Biological Perspective (Unit 8)
Bipolar disorders show strong heritability and are linked to brain chemistry, which is why they're a classic example for the biological perspective on disorders. It's also why treatment leans on medication (like mood stabilizers) more than talk therapy alone.
Cognitive-Behavioral Therapy (Unit 8)
Even though bipolar disorders are heavily biological, CBT is used alongside medication to help people recognize early warning signs of mood episodes and manage triggers. This is a good example of how real treatment combines perspectives instead of picking just one.
On the multiple-choice section, bipolar disorders usually show up in two ways. First, as a DSM-5 categorization question, like identifying which disorders are (or are not) real DSM-5 categories. Second, as a symptom-matching scenario, where you read a vignette describing alternating periods of euphoric high energy and crushing low mood and have to name the disorder or distinguish Bipolar I from Bipolar II. For the AAQ or EBQ, bipolar disorders can appear in research summaries about mood, genetics, or treatment outcomes, so be ready to apply terms like manic episode and depressive episode precisely. The most common trap is a stem describing only depression with no mania; that's a depressive disorder, not bipolar.
Both involve depressive episodes, so vignettes can look similar at first. The difference is the high. Depressive disorders (like major depressive disorder) are unipolar, meaning mood only swings down. Bipolar disorders require at least one manic or hypomanic episode, meaning mood swings both up and down. On the exam, scan the scenario for any period of elevated mood, decreased need for sleep, or impulsive grandiosity. If it's there, the answer is bipolar, not depressive.
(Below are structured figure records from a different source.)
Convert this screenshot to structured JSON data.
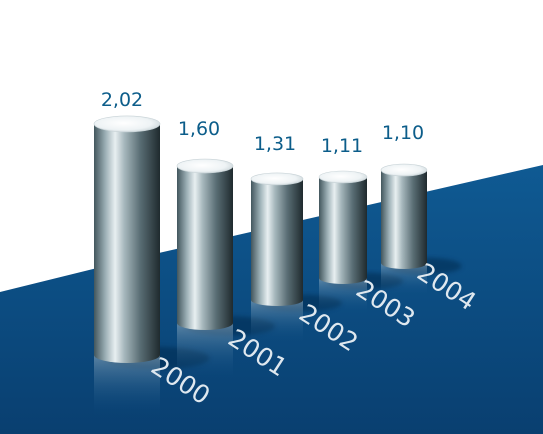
{
  "colors": {
    "background": "#ffffff",
    "floor": "#0d4f86",
    "floor_dark": "#083c6b",
    "value_text": "#0c5d8a",
    "year_text": "#dfe8ef",
    "bar_light": "#d7e0e4",
    "bar_mid": "#7f9299",
    "bar_dark": "#2c3a3f"
  },
  "chart_data": {
    "type": "bar",
    "style": "3d-cylinders",
    "categories": [
      "2000",
      "2001",
      "2002",
      "2003",
      "2004"
    ],
    "values": [
      2.02,
      1.6,
      1.31,
      1.11,
      1.1
    ],
    "value_labels": [
      "2,02",
      "1,60",
      "1,31",
      "1,11",
      "1,10"
    ],
    "title": "",
    "xlabel": "",
    "ylabel": "",
    "ylim": [
      0,
      2.2
    ],
    "grid": false,
    "legend": "none"
  }
}
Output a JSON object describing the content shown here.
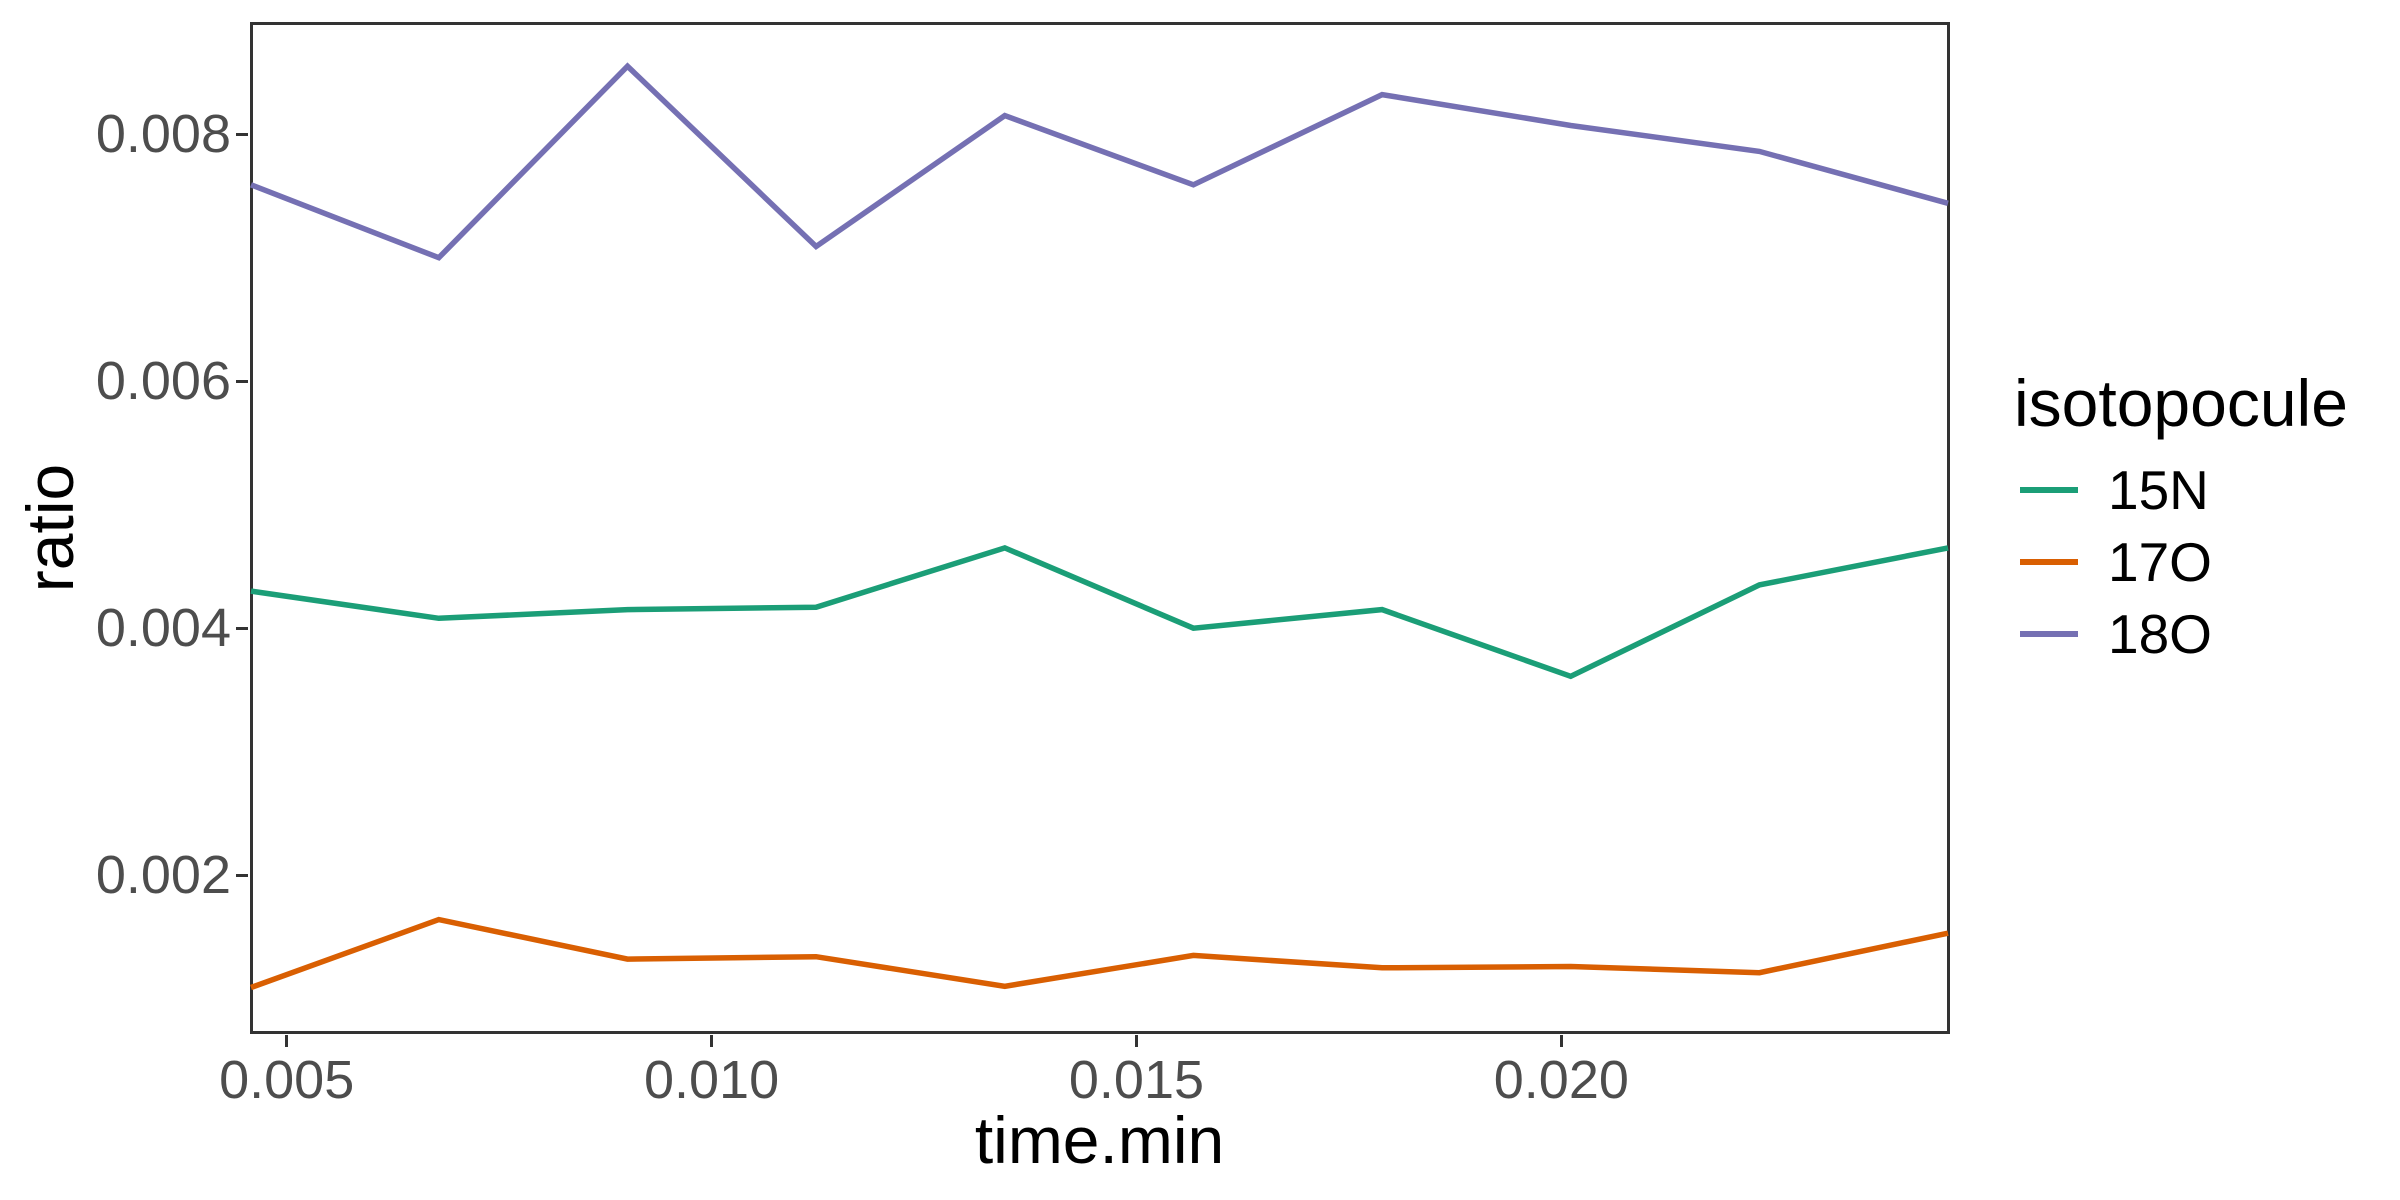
{
  "chart_data": {
    "type": "line",
    "title": "",
    "xlabel": "time.min",
    "ylabel": "ratio",
    "x": [
      0.00458,
      0.00679,
      0.00901,
      0.01123,
      0.01345,
      0.01567,
      0.01789,
      0.02011,
      0.02233,
      0.02455
    ],
    "series": [
      {
        "name": "15N",
        "color": "#1B9E77",
        "values": [
          0.0043,
          0.00408,
          0.00415,
          0.00417,
          0.00465,
          0.004,
          0.00415,
          0.00361,
          0.00435,
          0.00465
        ]
      },
      {
        "name": "17O",
        "color": "#D95F02",
        "values": [
          0.00109,
          0.00164,
          0.00132,
          0.00134,
          0.0011,
          0.00135,
          0.00125,
          0.00126,
          0.00121,
          0.00153
        ]
      },
      {
        "name": "18O",
        "color": "#7570B3",
        "values": [
          0.00759,
          0.007,
          0.00855,
          0.00709,
          0.00815,
          0.00759,
          0.00832,
          0.00807,
          0.00786,
          0.00744
        ]
      }
    ],
    "x_ticks": {
      "values": [
        0.005,
        0.01,
        0.015,
        0.02
      ],
      "labels": [
        "0.005",
        "0.010",
        "0.015",
        "0.020"
      ]
    },
    "y_ticks": {
      "values": [
        0.002,
        0.004,
        0.006,
        0.008
      ],
      "labels": [
        "0.002",
        "0.004",
        "0.006",
        "0.008"
      ]
    },
    "x_domain": [
      0.00458,
      0.02455
    ],
    "y_domain": [
      0.00073,
      0.0089
    ],
    "grid": false,
    "legend": {
      "title": "isotopocule",
      "position": "right",
      "entries": [
        "15N",
        "17O",
        "18O"
      ]
    }
  },
  "styles": {
    "panel_border_color": "#333333",
    "tick_color": "#333333",
    "tick_label_color": "#4D4D4D",
    "axis_title_color": "#000000",
    "background": "#ffffff",
    "line_width": 5.5
  }
}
Bipolar disorders are a DSM-5 category defined by distinct mood episodes that swing between mania (or hypomania) and depression.
Mania means abnormally elevated mood, high energy, racing thoughts, little need for sleep, and risky impulsive behavior, and it is the feature that separates bipolar from depressive disorders.
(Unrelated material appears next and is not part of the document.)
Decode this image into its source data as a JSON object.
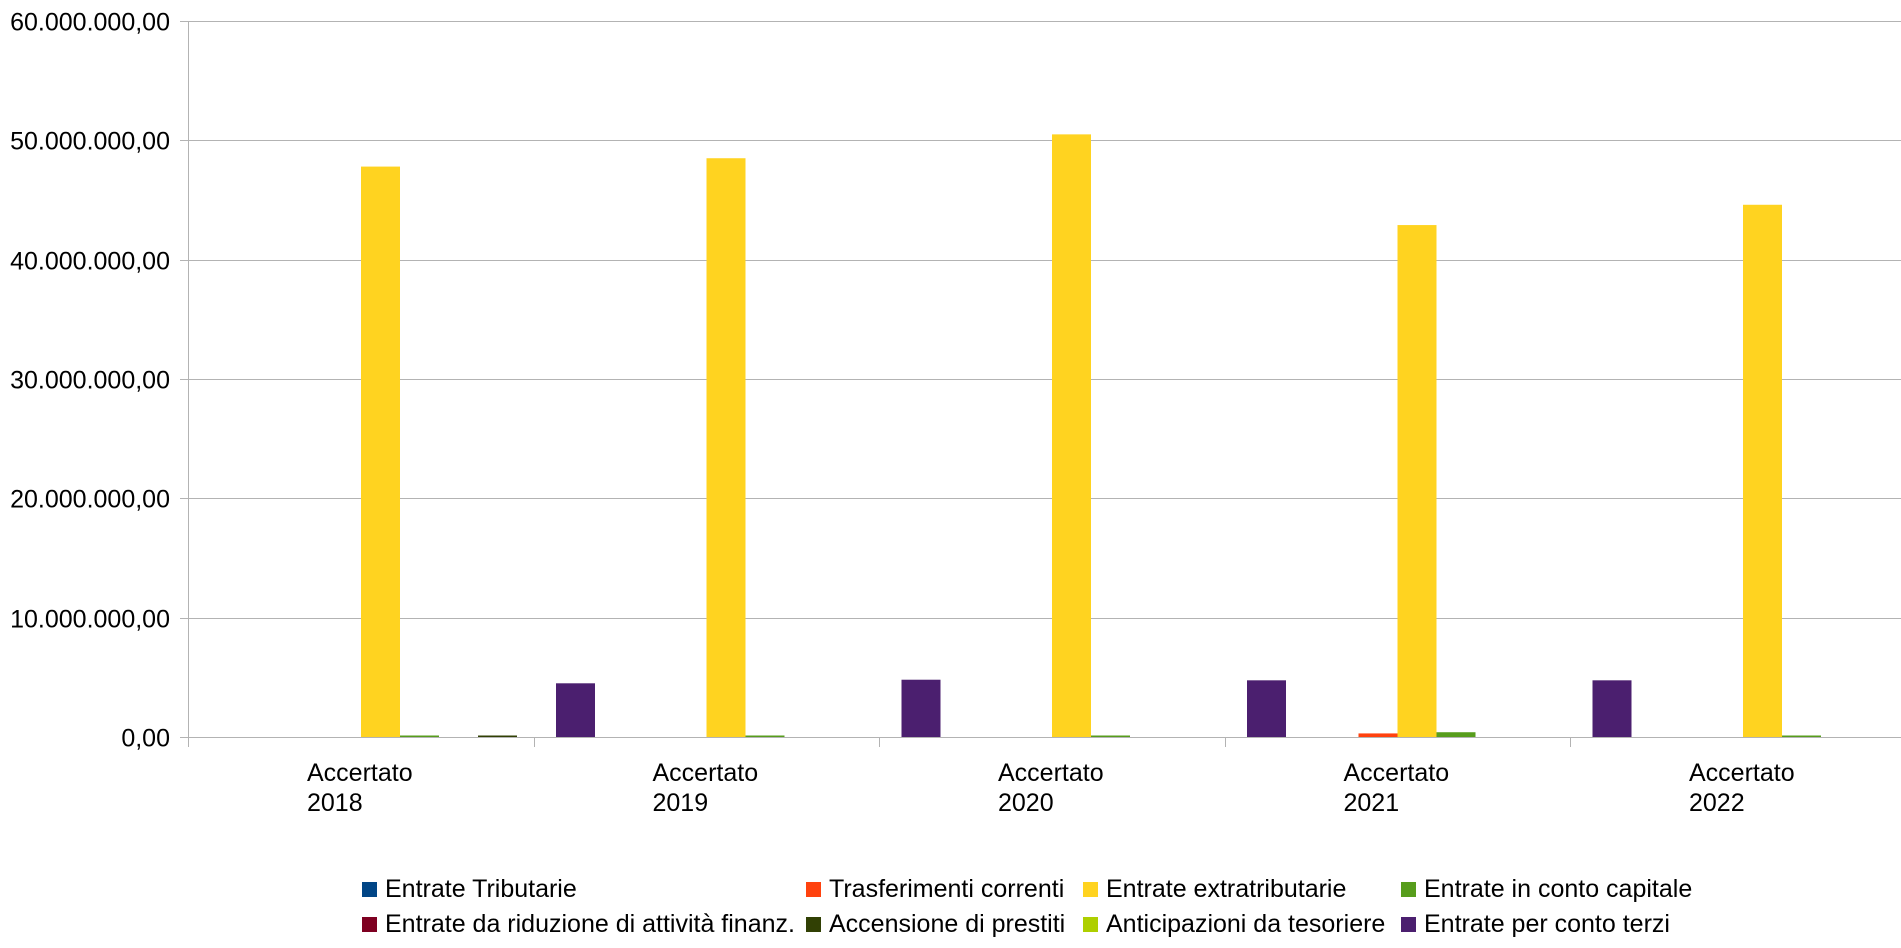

Bipolar I requires at least one full manic episode, Bipolar II pairs hypomania with major depression, and Cyclothymic Disorder is a milder chronic version.
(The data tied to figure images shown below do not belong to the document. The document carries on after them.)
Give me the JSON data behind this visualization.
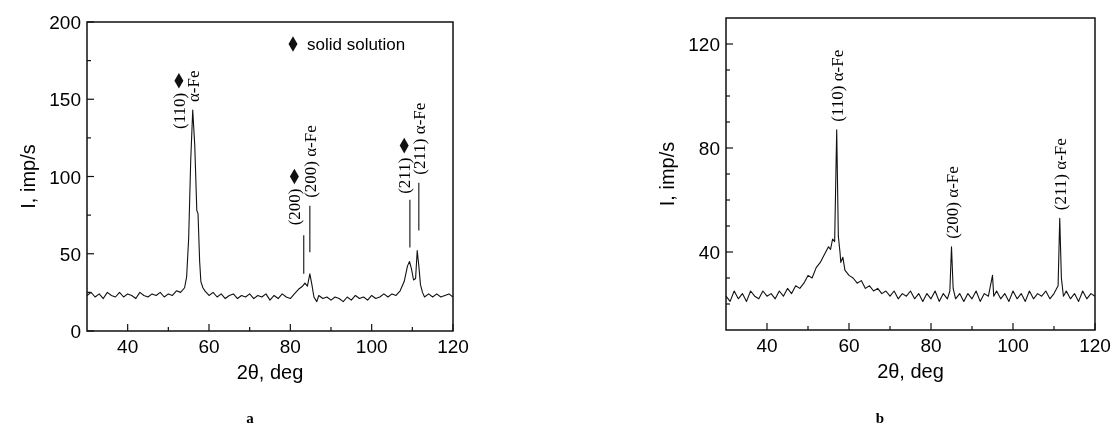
{
  "chart_data": [
    {
      "type": "line",
      "xlabel": "2θ, deg",
      "ylabel": "I, imp/s",
      "xlim": [
        30,
        120
      ],
      "ylim": [
        0,
        200
      ],
      "xticks": [
        40,
        {
          "value": 50,
          "label": null
        },
        60,
        {
          "value": 70,
          "label": null
        },
        80,
        {
          "value": 90,
          "label": null
        },
        100,
        {
          "value": 110,
          "label": null
        },
        120
      ],
      "yticks": [
        0,
        {
          "value": 25,
          "label": null
        },
        50,
        {
          "value": 75,
          "label": null
        },
        100,
        {
          "value": 125,
          "label": null
        },
        150,
        {
          "value": 175,
          "label": null
        },
        200
      ],
      "grid": false,
      "legend": "top right",
      "series": [
        {
          "color": "#111111",
          "x": [
            30,
            31,
            32,
            33,
            34,
            35,
            36,
            37,
            38,
            39,
            40,
            41,
            42,
            43,
            44,
            45,
            46,
            47,
            48,
            49,
            50,
            51,
            52,
            53,
            54,
            54.5,
            55,
            55.5,
            56,
            56.5,
            57,
            57.3,
            57.7,
            58,
            58.5,
            59,
            60,
            61,
            62,
            63,
            64,
            65,
            66,
            67,
            68,
            69,
            70,
            71,
            72,
            73,
            74,
            75,
            76,
            77,
            78,
            79,
            80,
            81,
            82,
            83,
            83.6,
            84.2,
            84.8,
            85.3,
            85.8,
            86.5,
            87,
            88,
            89,
            90,
            91,
            92,
            93,
            94,
            95,
            96,
            97,
            98,
            99,
            100,
            101,
            102,
            103,
            104,
            105,
            106,
            107,
            108,
            108.8,
            109.3,
            109.8,
            110.3,
            110.8,
            111.2,
            111.6,
            112,
            112.5,
            113,
            114,
            115,
            116,
            117,
            118,
            119,
            120
          ],
          "values": [
            23,
            25,
            22,
            24,
            21,
            25,
            23,
            22,
            25,
            22,
            24,
            23,
            21,
            25,
            23,
            22,
            24,
            23,
            25,
            22,
            24,
            23,
            26,
            25,
            28,
            35,
            60,
            110,
            143,
            120,
            78,
            76,
            45,
            32,
            28,
            26,
            23,
            25,
            22,
            24,
            21,
            23,
            24,
            21,
            23,
            22,
            24,
            21,
            23,
            22,
            24,
            20,
            23,
            21,
            24,
            22,
            21,
            24,
            27,
            29,
            31,
            29,
            37,
            30,
            22,
            19,
            23,
            21,
            22,
            20,
            22,
            21,
            19,
            22,
            20,
            23,
            21,
            22,
            20,
            23,
            21,
            22,
            24,
            22,
            24,
            23,
            26,
            32,
            42,
            45,
            40,
            33,
            34,
            52,
            42,
            30,
            25,
            22,
            24,
            22,
            24,
            22,
            23,
            24,
            22
          ]
        },
        {
          "color": "#111111",
          "x": [
            83.3,
            83.3,
            83.9,
            84.8,
            84.8,
            85,
            109.4,
            109.4,
            110,
            111.6,
            111.6
          ],
          "values": [
            62,
            37,
            null,
            81,
            51,
            null,
            85,
            54,
            null,
            96,
            65
          ]
        },
        {
          "type": "scatter",
          "name": "solid solution",
          "color": "#111111",
          "marker": "diamond",
          "x": [
            52.6,
            81,
            108
          ],
          "values": [
            162,
            100,
            120
          ]
        }
      ],
      "annotations": [
        {
          "text": "(110)",
          "x": 52.6,
          "y": 162
        },
        {
          "text": "α-Fe",
          "x": 56,
          "y": 143
        },
        {
          "text": "(200)",
          "x": 81,
          "y": 100
        },
        {
          "text": "(200) α-Fe",
          "x": 84.8,
          "y": 81
        },
        {
          "text": "(211)",
          "x": 108,
          "y": 120
        },
        {
          "text": "(211) α-Fe",
          "x": 111.6,
          "y": 96
        },
        "a"
      ]
    },
    {
      "type": "line",
      "xlabel": "2θ, deg",
      "ylabel": "I, imp/s",
      "xlim": [
        30,
        120
      ],
      "ylim": [
        10,
        130
      ],
      "xticks": [
        40,
        {
          "value": 50,
          "label": null
        },
        60,
        {
          "value": 70,
          "label": null
        },
        80,
        {
          "value": 90,
          "label": null
        },
        100,
        {
          "value": 110,
          "label": null
        },
        120
      ],
      "yticks": [
        {
          "value": 20,
          "label": null
        },
        {
          "value": 30,
          "label": null
        },
        40,
        {
          "value": 50,
          "label": null
        },
        {
          "value": 60,
          "label": null
        },
        {
          "value": 70,
          "label": null
        },
        80,
        {
          "value": 90,
          "label": null
        },
        {
          "value": 100,
          "label": null
        },
        {
          "value": 110,
          "label": null
        },
        120
      ],
      "grid": false,
      "series": [
        {
          "color": "#111111",
          "x": [
            30,
            31,
            32,
            33,
            34,
            35,
            36,
            37,
            38,
            39,
            40,
            41,
            42,
            43,
            44,
            45,
            46,
            47,
            48,
            49,
            50,
            51,
            52,
            53,
            54,
            55,
            55.5,
            56,
            56.5,
            57,
            57.4,
            57.8,
            58,
            58.5,
            59,
            60,
            61,
            62,
            63,
            64,
            65,
            66,
            67,
            68,
            69,
            70,
            71,
            72,
            73,
            74,
            75,
            76,
            77,
            78,
            79,
            80,
            81,
            82,
            83,
            84,
            84.6,
            85,
            85.4,
            86,
            87,
            88,
            89,
            90,
            91,
            92,
            93,
            94,
            95,
            95.3,
            96,
            97,
            98,
            99,
            100,
            101,
            102,
            103,
            104,
            105,
            106,
            107,
            108,
            109,
            110,
            111,
            111.4,
            111.8,
            112.3,
            113,
            114,
            115,
            116,
            117,
            118,
            119,
            120
          ],
          "values": [
            23,
            21,
            25,
            22,
            24,
            21,
            25,
            23,
            22,
            25,
            23,
            24,
            22,
            25,
            23,
            26,
            24,
            27,
            26,
            28,
            31,
            30,
            34,
            36,
            39,
            42,
            41,
            45,
            44,
            87,
            46,
            40,
            36,
            38,
            33,
            31,
            30,
            28,
            29,
            26,
            27,
            25,
            26,
            24,
            25,
            23,
            25,
            22,
            24,
            23,
            25,
            22,
            24,
            21,
            24,
            22,
            25,
            21,
            24,
            22,
            25,
            42,
            26,
            22,
            24,
            21,
            24,
            22,
            25,
            21,
            24,
            23,
            31,
            23,
            25,
            22,
            24,
            21,
            25,
            22,
            24,
            21,
            25,
            22,
            24,
            23,
            25,
            22,
            24,
            27,
            53,
            30,
            23,
            25,
            22,
            24,
            21,
            25,
            22,
            24,
            23
          ]
        }
      ],
      "annotations": [
        {
          "text": "(110) α-Fe",
          "x": 57,
          "y": 87
        },
        {
          "text": "(200) α-Fe",
          "x": 85,
          "y": 42
        },
        {
          "text": "(211) α-Fe",
          "x": 111.4,
          "y": 53
        },
        "b"
      ]
    }
  ]
}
Bipolar disorders have strong genetic and biological roots, making them a standard example of the biological perspective on psychological disorders.
If an exam scenario describes only low mood with no manic or hypomanic period, the answer is a depressive disorder, not a bipolar disorder.
Bipolar disorders are a DSM-5 category of disorders involving extreme shifts between distinct mood episodes, swinging from manic or hypomanic highs to depressive lows. They appear in Topic 8.1, Introduction to Psychological Disorders.
No. Everyday mood swings shift within hours and stay in a normal range. Bipolar mood episodes are sustained, distinct periods (often days or weeks) of clinically extreme mood that impair functioning, like a manic episode with days of little sleep and reckless behavior.
Depressive disorders are unipolar, meaning the mood disturbance only goes down. Bipolar disorders require at least one manic or hypomanic episode, so the mood swings in both directions. One genuine manic episode is enough to rule out a purely depressive diagnosis.
Bipolar I requires at least one full manic episode, which is severe enough to seriously impair functioning or require hospitalization. Bipolar II involves hypomania, a milder elevated state, combined with at least one major depressive episode.
Genetics are a major factor; bipolar disorders show some of the strongest heritability of any psychological disorder, which is why they're a classic biological-perspective example on the exam. But the full picture is biopsychosocial, with environment and stress influencing when episodes occur.